Ахмет на мгновение задумался, затем, подняв высоко голову и глядя прямо в лицо судьям, громко и внятно произнес:
— Меня надо четвертовать.
— Ха! ха! ха! — рассмеялся Мустафа. — Вот я и ошибся, думая, что он скажет ложь, а оказывается почтенный Ахмет изрек правду! Четвертование для такого закоренелого злодея может быть только истинной правдой!
— Как будто выходит так, — подтвердил Хаджи-Магомет.
— Итак, значит, Ахмета надо обезглавить, как сказавшего правду… Ведите следующего!..
— Постой, Хаджи, — остановил его Асланбек, — ты говоришь, что ему надо просто отрубить голову, но ведь он то утверждает, что его надо четвертовать, так выходит, что он говорит неправду, а за неправду что полагается? — четвертование.
— Это Мустафа все меня спутал, — рассердился Хаджи-Магомет, — понятно, что за сказанную неправду его следует четвертовать…
— Нет, погоди, — прервал его Мустафа, — как ни желал бы я полюбоваться, когда станут рубить этому негодяю руки и ноги, но, всетаки, должен сказать, что ты ошибаешься, а я прав! Ты говоришь, что его надо четвертовать, не так ли?
— Да, — подтвердил несколько опешивший Хаджи-Магомет.

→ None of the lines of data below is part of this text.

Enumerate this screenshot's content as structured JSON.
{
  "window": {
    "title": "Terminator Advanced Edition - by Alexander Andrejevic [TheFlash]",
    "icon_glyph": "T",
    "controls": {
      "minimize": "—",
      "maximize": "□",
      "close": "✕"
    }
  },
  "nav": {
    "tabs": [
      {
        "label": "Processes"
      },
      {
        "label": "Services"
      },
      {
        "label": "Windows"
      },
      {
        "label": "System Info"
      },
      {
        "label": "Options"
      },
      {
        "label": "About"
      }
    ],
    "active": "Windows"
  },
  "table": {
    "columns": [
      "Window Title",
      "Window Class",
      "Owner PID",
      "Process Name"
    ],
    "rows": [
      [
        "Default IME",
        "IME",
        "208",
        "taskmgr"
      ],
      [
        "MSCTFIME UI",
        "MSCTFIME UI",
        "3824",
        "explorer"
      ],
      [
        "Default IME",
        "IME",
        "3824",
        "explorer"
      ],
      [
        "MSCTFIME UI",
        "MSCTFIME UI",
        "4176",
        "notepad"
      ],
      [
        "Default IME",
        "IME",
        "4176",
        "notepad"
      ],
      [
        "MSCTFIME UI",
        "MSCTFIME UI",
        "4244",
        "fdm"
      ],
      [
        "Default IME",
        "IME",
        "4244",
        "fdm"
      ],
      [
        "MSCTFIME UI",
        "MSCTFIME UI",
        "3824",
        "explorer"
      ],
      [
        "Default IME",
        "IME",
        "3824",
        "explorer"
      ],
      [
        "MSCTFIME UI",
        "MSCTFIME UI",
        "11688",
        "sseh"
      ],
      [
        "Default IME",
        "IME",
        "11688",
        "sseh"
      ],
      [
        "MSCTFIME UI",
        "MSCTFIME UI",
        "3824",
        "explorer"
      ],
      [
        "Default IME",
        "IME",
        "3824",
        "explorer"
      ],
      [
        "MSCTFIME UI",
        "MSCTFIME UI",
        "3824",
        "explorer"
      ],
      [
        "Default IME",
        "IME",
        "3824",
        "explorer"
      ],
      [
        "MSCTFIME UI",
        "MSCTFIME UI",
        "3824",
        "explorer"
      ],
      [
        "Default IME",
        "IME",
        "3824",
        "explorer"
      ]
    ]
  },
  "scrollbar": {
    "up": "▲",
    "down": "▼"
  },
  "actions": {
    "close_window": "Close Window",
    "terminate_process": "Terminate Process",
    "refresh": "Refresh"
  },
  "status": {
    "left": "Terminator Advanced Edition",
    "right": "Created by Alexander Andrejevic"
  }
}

— Хорошо, — продолжал Мустафа, — но ведь и он сам говорит то же самое; следовательно, он говорит правду и, значит, его надо обезглавить.
— Верно, — согласился было Хаджи-Магомет, но тут же спохватился. — Нет, так нельзя сделать; ведь если приговорить его к обезглавлению, имея в виду его собственное утверждение, что его надо четвертовать, придется признать сказанное им за неправду и следовательно?..
— Четвертование!.. — подхватили другие судьи.
— Тогда его неправда превращается в правду и значит?..
— Обезглавить! — крикнул Мустафа.
Тут уже ничего нельзя было разобрать, поднялся невероятный шум, слышны были возгласы: «правда, неправда, обезглавить, четвертовать…».
Наконец Хаджи-Магомету удалось успокоить спорящих, и все они направились к хану, мудрость которого была известна и который один мог решить, сказал ли Ахмет правду или неправду.
— Дети мои, — сказал хан, — дело просто. Произошел тот случай, возможность которого предвидел Асланбек. Ахмет сказал такие слова, которые в данном случае нельзя признать ни правдой, ни неправдой и сколько бы ни спорили вы, ни к чему иному не придете. Слово мое твердо: он должен быть помилован! Такова, видно, воля аллаха, который не хотел допустить, чтобы погиб невинный и внушил ему эти слова.
Повелеваю немедленно освободить Ахмета!
Вечером того же дня освобожденный Ахмет находился уже у себя дома и вместе со своей женой, красавицей Фатьмой, и ее братом Гассаном возносил хвалу аллаху, так чудесно спасшему его жизнь.
А Мустафа-Риза-Оглы не только не был назначен опять великим визирем, но получил повеление возвратиться в ту отдаленную область, откуда был вызван для суда, так как у хана явилось сильное подозрение, что он сделал ложный донос на Ахмета, чтобы окончательно погубить его.